Trace the century-long history of Porgy and Bess, from the book and play that inspired the Gershwin brothers’ opera to major adaptations and productions, including Houston Grand Opera’s pivotal 1976 staging.
South Carolina author DuBose Heyward publishes his novella Porgy, about a disabled beggar living in a Charleston slum.

Heyward and his wife Dorothy bring the book to the stage as a successful play with traditional spirituals interspersed throughout the drama.

Collaborating with Heyward, brothers George and Ira Gershwin adapt the play into a “folk opera.” After its Boston tryout, it opens on Broadway with Todd Duncan and Anne Brown in the title roles.

A major revival opens on London’s West End starring William Warfield, Leontyne Price, and Cab Calloway. It goes on to tour across the U.S., Europe, South America, and even the Soviet Union.

Otto Preminger directs the sole big-screen version of Porgy, starring Sidney Poitier, Dorothy Dandridge, Sammy Davis Jr., and Pearl Bailey.

Houston Grand Opera restores the work to its creators’ original vision with a groundbreaking new staging by Jack O’Brien. The production—with Donnie Ray Albert and Clamma Dale in the title roles—moves to Broadway and wins both a Tony and a Grammy.

Trevor Nunn, director of Cats and Les Misérables, stages a celebrated Porgy at the Glyndebourne Festival. In 1993, it’s adapted into a TV movie featuring Willard White and Cynthia Haymon.

Hope Clarke stages a new Porgy for HGO—the first production of the opera by an African American director. It tours to Japan, La Scala, and the Paris Opera.

A controversial Broadway revival, starring Norm Lewis and Audra McDonald, reimagines the Gershwins’ opera as something closer to a musical.

Francesca Zambello’s 2005 production, revived nearly a dozen times across the U.S., finally makes its way to HGO—the company’s first Porgy in 30 years.

Porgy and Bess is set in Charleston, South Carolina, a colonial port situated at the point where three rivers flow into the Atlantic. Learn how the city’s rich African American culture—as well as Black communities on surrounding sea islands—inspired the opera’s story and its musical language.

Heyward’s fictional Catfish Row was based on a real-life tenement complex on Church St. known as Cabbage Row. Porgy himself was inspired by a disabled peanut seller named Samuel Smalls who got around Charleston in a goat-drawn cart.

During a 1934 visit to South Carolina, George Gershwin traveled to James Island to observe the Gullah—a Lowcountry community with strong ties to their West African heritage. Although the characters in Porgy belong to this culture, they don’t speak in the Gullah dialect. The only authentic word in the libretto is “buckra,” meaning “white person.” The banjo, which features in Porgy’s “I Got Plenty o’ Nuttin’,” is a traditional Gullah instrument originating in West Africa.

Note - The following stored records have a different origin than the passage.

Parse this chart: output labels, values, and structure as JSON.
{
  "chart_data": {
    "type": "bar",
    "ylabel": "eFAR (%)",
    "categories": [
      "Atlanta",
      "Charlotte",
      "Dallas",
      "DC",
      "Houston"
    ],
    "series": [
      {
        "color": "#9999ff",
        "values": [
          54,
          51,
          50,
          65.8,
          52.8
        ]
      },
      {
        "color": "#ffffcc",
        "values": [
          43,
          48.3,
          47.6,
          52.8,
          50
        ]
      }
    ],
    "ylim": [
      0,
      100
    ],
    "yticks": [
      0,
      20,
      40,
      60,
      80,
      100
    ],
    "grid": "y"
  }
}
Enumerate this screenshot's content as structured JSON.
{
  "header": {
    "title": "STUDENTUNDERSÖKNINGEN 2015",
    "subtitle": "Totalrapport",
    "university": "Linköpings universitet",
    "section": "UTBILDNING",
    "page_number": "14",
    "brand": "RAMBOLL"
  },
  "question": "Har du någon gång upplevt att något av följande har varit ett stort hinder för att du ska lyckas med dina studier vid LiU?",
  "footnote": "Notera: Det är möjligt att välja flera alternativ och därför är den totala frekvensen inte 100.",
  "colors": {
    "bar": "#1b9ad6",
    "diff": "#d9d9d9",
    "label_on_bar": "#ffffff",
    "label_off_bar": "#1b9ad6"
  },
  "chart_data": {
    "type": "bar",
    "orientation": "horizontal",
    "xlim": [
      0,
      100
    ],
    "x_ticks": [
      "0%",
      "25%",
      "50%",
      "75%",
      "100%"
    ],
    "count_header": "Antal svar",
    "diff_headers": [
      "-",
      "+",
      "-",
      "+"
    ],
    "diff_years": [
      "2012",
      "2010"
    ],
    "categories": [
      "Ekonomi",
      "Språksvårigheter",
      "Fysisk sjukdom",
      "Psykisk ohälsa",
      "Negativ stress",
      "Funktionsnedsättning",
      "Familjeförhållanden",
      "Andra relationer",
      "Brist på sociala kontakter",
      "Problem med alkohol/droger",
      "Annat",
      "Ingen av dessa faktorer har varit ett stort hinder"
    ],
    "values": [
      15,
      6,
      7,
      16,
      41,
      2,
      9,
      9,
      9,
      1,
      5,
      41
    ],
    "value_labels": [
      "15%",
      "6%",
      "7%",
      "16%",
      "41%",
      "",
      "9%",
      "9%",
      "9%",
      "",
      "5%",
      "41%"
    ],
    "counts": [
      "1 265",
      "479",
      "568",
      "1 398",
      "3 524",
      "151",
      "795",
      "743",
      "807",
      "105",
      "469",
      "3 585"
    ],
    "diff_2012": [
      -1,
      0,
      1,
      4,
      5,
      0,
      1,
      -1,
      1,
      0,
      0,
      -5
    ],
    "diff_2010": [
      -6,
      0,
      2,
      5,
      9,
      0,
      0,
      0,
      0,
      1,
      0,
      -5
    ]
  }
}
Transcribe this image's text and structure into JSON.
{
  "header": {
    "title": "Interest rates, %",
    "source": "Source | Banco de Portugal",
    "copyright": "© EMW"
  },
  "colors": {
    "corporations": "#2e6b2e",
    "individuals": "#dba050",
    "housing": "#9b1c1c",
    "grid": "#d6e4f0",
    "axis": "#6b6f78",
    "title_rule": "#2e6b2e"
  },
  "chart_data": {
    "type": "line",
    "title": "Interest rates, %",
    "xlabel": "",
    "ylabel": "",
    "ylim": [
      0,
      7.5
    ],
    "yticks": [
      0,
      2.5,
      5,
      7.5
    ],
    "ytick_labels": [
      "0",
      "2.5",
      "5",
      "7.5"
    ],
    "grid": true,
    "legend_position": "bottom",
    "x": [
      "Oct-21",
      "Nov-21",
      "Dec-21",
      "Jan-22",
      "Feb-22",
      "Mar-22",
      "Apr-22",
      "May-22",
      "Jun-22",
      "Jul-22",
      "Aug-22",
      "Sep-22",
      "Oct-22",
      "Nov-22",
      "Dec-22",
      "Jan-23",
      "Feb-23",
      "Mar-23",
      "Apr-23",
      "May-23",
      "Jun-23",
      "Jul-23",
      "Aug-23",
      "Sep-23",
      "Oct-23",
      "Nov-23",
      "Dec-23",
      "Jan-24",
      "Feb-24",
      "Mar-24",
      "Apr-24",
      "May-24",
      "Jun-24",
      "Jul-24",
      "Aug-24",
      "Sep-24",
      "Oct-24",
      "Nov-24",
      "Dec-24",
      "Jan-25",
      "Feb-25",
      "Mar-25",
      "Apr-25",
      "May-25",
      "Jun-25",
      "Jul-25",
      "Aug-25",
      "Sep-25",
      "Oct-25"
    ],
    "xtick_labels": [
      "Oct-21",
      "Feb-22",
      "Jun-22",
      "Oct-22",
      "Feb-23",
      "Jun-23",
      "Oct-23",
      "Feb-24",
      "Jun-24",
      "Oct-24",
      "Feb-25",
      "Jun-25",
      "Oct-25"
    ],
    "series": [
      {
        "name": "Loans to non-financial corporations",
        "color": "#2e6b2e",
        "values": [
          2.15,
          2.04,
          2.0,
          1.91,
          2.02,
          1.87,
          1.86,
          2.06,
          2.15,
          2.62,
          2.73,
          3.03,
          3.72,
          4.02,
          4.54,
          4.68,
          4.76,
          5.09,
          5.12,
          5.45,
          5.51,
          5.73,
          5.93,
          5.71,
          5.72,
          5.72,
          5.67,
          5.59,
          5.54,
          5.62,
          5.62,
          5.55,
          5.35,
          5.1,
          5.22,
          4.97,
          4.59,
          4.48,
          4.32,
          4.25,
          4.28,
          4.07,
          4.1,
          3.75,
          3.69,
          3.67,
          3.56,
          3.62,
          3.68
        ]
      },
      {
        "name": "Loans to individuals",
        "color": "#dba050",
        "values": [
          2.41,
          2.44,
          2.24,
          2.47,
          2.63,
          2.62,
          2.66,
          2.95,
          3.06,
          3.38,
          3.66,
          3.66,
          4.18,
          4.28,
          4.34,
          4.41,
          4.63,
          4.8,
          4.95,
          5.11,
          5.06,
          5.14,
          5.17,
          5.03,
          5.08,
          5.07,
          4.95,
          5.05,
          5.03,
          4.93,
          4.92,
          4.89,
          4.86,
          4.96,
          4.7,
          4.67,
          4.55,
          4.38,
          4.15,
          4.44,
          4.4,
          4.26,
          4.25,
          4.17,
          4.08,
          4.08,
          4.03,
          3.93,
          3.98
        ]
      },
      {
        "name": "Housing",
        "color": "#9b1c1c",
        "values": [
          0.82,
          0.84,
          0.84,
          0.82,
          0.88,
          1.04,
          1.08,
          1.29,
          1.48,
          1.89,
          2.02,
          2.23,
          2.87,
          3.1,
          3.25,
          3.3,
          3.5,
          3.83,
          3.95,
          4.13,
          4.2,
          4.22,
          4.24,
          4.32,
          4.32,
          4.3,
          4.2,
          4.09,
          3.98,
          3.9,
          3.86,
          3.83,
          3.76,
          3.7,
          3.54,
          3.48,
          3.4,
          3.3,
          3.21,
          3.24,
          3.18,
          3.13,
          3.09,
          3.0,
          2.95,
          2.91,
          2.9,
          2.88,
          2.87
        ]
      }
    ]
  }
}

In the summer of 1934, George Gershwin and Porgy librettist DuBose Heyward took up residence on Folly Island, where the composer could absorb the local music. He found inspiration in a form of worship known as “shouting,” which—despite its name—is not a vocal style. As Heyward explains: “This is a complicated rhythmic pattern beaten out by feet and hands as an accompaniment to the spirituals.”
Referred to in the opera as “Kittiwah,” this barrier island was named for an indigenous group native to the region. It was long home to plantations where enslaved Africans harvested cotton and cut lumber from the island’s dense forests.